Почему же ему вдруг показалось, что произошло что-то странное?
Кряг не мог описать то, что почувствовал несколько секунд назад, словами, хотя именно ими оперировал лучше всего… что-то похожее на землетрясение, прокатившееся не по земной поверхности, а по воздуху. Даже сквозь воздух и сквозь предметы. Мир «вздрогнул» — именно эти слова подходили для его ощущений лучше всего.
Бред какой-то. Галлюцинация. Не нужно было вчера на ночь допивать коньяк.
Мужчина поднял воротник пальто, еще раз обеспокоенно огляделся и продолжил путь; снег резко заскрипел под подошвами. Вот и знакомая дверь «Дворика».
Несколько минут спустя он почти забыл о произошедшем на перекрестке, устроился на стуле в углу, развернул газету, которую купил в киоске по пути на работу, и принялся привычно и быстро пробегать глазами по колонкам новостей: открытие нового торгового центра, парад любителей пива, перестрелка в западной части города, начало выставки какого-то художника…

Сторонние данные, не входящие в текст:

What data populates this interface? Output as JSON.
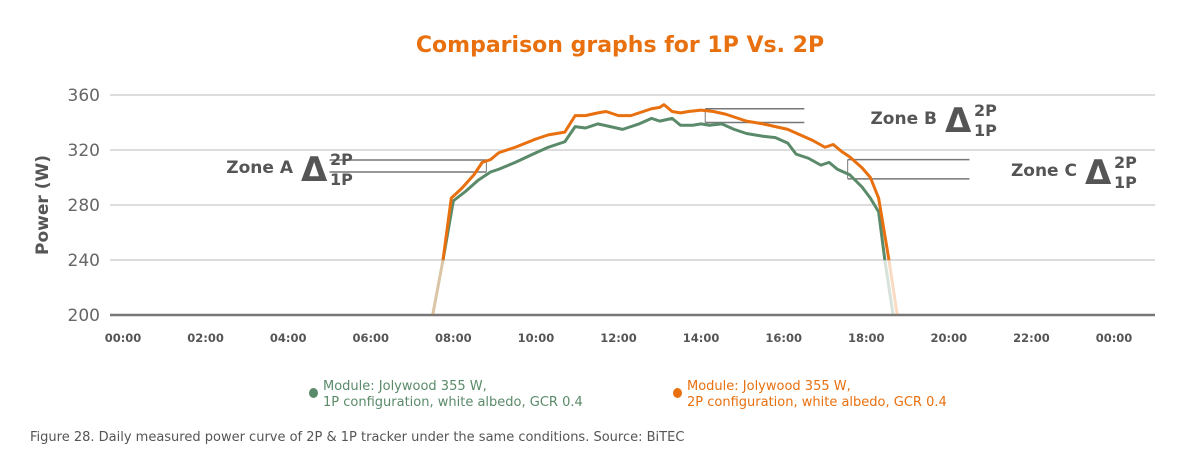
{
  "chart_data": {
    "type": "line",
    "title": "Comparison graphs for 1P Vs. 2P",
    "ylabel": "Power (W)",
    "xlabel": "",
    "ylim": [
      200,
      360
    ],
    "yticks": [
      "200",
      "240",
      "280",
      "320",
      "360"
    ],
    "xlim": [
      0,
      24
    ],
    "xticks": [
      "00:00",
      "02:00",
      "04:00",
      "06:00",
      "08:00",
      "10:00",
      "12:00",
      "14:00",
      "16:00",
      "18:00",
      "20:00",
      "22:00",
      "00:00"
    ],
    "grid": true,
    "legend_position": "bottom",
    "colors": {
      "1P": "#5A8A6A",
      "2P": "#E8700F"
    },
    "series": [
      {
        "name": "Module: Jolywood 355 W, 1P configuration, white albedo, GCR 0.4",
        "key": "1P",
        "x_hours": [
          7.5,
          7.75,
          8.0,
          8.3,
          8.6,
          8.9,
          9.1,
          9.5,
          10.0,
          10.3,
          10.7,
          10.95,
          11.2,
          11.5,
          11.8,
          12.1,
          12.3,
          12.5,
          12.8,
          13.0,
          13.3,
          13.5,
          13.8,
          14.0,
          14.2,
          14.5,
          14.8,
          15.1,
          15.5,
          15.8,
          16.1,
          16.3,
          16.6,
          16.9,
          17.1,
          17.3,
          17.6,
          17.9,
          18.1,
          18.3,
          18.45,
          18.65
        ],
        "y": [
          200,
          240,
          283,
          290,
          298,
          304,
          306,
          311,
          318,
          322,
          326,
          337,
          336,
          339,
          337,
          335,
          337,
          339,
          343,
          341,
          343,
          338,
          338,
          339,
          338,
          339,
          335,
          332,
          330,
          329,
          325,
          317,
          314,
          309,
          311,
          306,
          302,
          293,
          285,
          275,
          240,
          200
        ]
      },
      {
        "name": "Module: Jolywood 355 W, 2P configuration, white albedo, GCR 0.4",
        "key": "2P",
        "x_hours": [
          7.5,
          7.75,
          7.95,
          8.2,
          8.5,
          8.7,
          8.9,
          9.1,
          9.5,
          10.0,
          10.3,
          10.7,
          10.95,
          11.2,
          11.5,
          11.7,
          12.0,
          12.3,
          12.5,
          12.8,
          13.0,
          13.1,
          13.3,
          13.5,
          13.7,
          14.0,
          14.3,
          14.6,
          14.9,
          15.1,
          15.5,
          15.8,
          16.1,
          16.4,
          16.7,
          17.0,
          17.2,
          17.4,
          17.6,
          17.9,
          18.1,
          18.3,
          18.55,
          18.75
        ],
        "y": [
          200,
          240,
          285,
          292,
          302,
          311,
          313,
          318,
          322,
          328,
          331,
          333,
          345,
          345,
          347,
          348,
          345,
          345,
          347,
          350,
          351,
          353,
          348,
          347,
          348,
          349,
          348,
          346,
          343,
          341,
          339,
          337,
          335,
          331,
          327,
          322,
          324,
          319,
          315,
          307,
          300,
          285,
          240,
          200
        ]
      }
    ],
    "annotations": [
      {
        "label": "Zone A",
        "delta": "Δ",
        "top": "2P",
        "bottom": "1P",
        "x_from": 5.0,
        "x_to": 8.8,
        "y_2p": 312.7,
        "y_1p": 304
      },
      {
        "label": "Zone B",
        "delta": "Δ",
        "top": "2P",
        "bottom": "1P",
        "x_from": 14.1,
        "x_to": 16.5,
        "y_2p": 350,
        "y_1p": 340
      },
      {
        "label": "Zone C",
        "delta": "Δ",
        "top": "2P",
        "bottom": "1P",
        "x_from": 17.55,
        "x_to": 20.5,
        "y_2p": 313,
        "y_1p": 299
      }
    ]
  },
  "legend": {
    "items": [
      {
        "line1": "Module: Jolywood 355 W,",
        "line2": "1P configuration, white albedo, GCR 0.4"
      },
      {
        "line1": "Module: Jolywood 355 W,",
        "line2": "2P configuration, white albedo, GCR 0.4"
      }
    ]
  },
  "caption": "Figure 28. Daily measured power curve of 2P & 1P tracker under the same conditions. Source: BiTEC"
}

Находясь в окружении привычных и знакомых вещей и наслаждаясь запахом заказанной яичницы, тостов и кофе, рассеянный и полностью погрузившийся в чтение Донован не подозревал о том, что в этот самый момент в здании, находящемся в нескольких километрах отсюда, из лаборатории на верхнем этаже вышел человек. Жующему теплый хрустящий тост журналисту было невдомек, что человек этот покинул лабораторию впервые за трое суток. Не видел он и того, каким пустым и безучастным взглядом, подойдя к окну, тянущемуся по периметру всего этажа, мужчина в серебристой форме посмотрел на раскинувшийся внизу город.
Что-то пошло не так.
Конечно, если бы Донован не читал газету в кафе, а стоял рядом, он — от природы любопытный и участливый — обязательно бы спросил незнакомца: «Эй, у тебя все в порядке?» А может, и не спросил бы… Слишком жуткими для восприятия были исходящие от человека в форме волны, совсем не те, с которыми хотелось находиться рядом. Но независимо от того, задал бы он вслух свой вопрос или нет, человек с тяжелым взглядом вряд ли ответил бы ему.
Потому что в этот момент мужчина, стоящий у окна, почти потерял надежду и находился на волосок от того, чтобы признать полное поражение.
Шах уже был.
Остался мат.
Второй раз странное ощущение застало Кряга уже у кассы. Лежащая на прилавке мелочь, стоящая рядом касса, витрина с бутербродами — все вдруг сделалось «нестабильным», на короткую долю секунды потеряло реалистичность. Что за слово такое — «нестабильный»? Дурацкое какое-то. Почему именно оно? Нет ответа. Предметы продолжали существовать, он даже потрогал холодную поверхность прилавка, чтобы избавиться от наваждения, но чувство, что вот-вот мир вывернется наизнанку, не уходило.
Внутри стало тревожно, непривычно страшно. Да, он собирался на работу, где намеревался плодотворно поработать над новой статьей; главный редактор был всего лишь в шаге от того, чтобы повысить Донована в должности; вечером в квартире с зажженными свечами и накрытым столом ждала любовница, чем не подвод для радости?
Но радостно не было, внутри тихо разрасталась беспричинная паника.
У выхода на улицу журналист остановился: возле окна стояла девушка, взгляд ее был устремлен в низкое, все еще темное в этот час зимнее небо.